Stadt Hildesheim startet Umfrage // 40- bis 50-jährige im Focus

Hildesheim. Die Frage „Wie möchte ich in Zukunft wohnen?“ gewinnt zunehmend an Bedeutung. Wenn die Menschen an ihre spätere Lebenssituation denken, steht das Thema „Wohnen“ für viele an erster Stelle.
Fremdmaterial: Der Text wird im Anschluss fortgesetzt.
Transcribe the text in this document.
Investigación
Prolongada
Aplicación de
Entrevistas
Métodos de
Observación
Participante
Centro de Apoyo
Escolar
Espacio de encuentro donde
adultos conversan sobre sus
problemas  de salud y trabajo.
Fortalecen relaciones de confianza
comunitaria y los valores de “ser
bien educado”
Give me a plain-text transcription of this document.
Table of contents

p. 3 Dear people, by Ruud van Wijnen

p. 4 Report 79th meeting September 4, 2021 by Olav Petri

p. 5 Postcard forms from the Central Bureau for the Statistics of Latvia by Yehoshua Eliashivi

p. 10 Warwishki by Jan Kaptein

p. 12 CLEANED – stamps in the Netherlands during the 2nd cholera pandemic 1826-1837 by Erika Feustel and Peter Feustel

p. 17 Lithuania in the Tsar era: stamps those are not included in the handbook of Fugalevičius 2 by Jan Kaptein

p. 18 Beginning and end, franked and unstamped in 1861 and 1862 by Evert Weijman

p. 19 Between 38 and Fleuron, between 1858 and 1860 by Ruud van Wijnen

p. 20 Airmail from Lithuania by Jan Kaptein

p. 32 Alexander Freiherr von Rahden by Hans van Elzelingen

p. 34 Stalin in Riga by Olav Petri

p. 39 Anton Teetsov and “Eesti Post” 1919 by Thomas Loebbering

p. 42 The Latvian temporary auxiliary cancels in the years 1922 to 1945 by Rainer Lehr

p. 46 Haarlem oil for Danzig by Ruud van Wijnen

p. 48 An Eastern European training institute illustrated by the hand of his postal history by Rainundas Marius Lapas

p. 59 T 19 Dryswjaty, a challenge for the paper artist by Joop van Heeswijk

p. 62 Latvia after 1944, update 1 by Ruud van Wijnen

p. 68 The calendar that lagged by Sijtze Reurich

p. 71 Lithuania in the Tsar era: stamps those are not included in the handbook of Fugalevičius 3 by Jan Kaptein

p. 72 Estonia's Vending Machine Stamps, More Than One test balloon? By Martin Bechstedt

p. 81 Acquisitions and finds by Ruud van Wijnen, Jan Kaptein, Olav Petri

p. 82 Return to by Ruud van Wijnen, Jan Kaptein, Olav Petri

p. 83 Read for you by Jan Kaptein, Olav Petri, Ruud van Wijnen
Auf Grund des demografischen Wandels wird sich der Anteil der älteren Personen in unserer Gesellschaft erhöhen.

 

Sonja Gottschling und Dirk Schröder rufen zur Teilnahme an der Umfrage "Wie möchte ich in Zukunft wohnen" auf.

Sonja Gottschling und Dirk Schröder rufen zur Teilnahme an der Umfrage "Wie möchte ich in Zukunft wohnen" auf.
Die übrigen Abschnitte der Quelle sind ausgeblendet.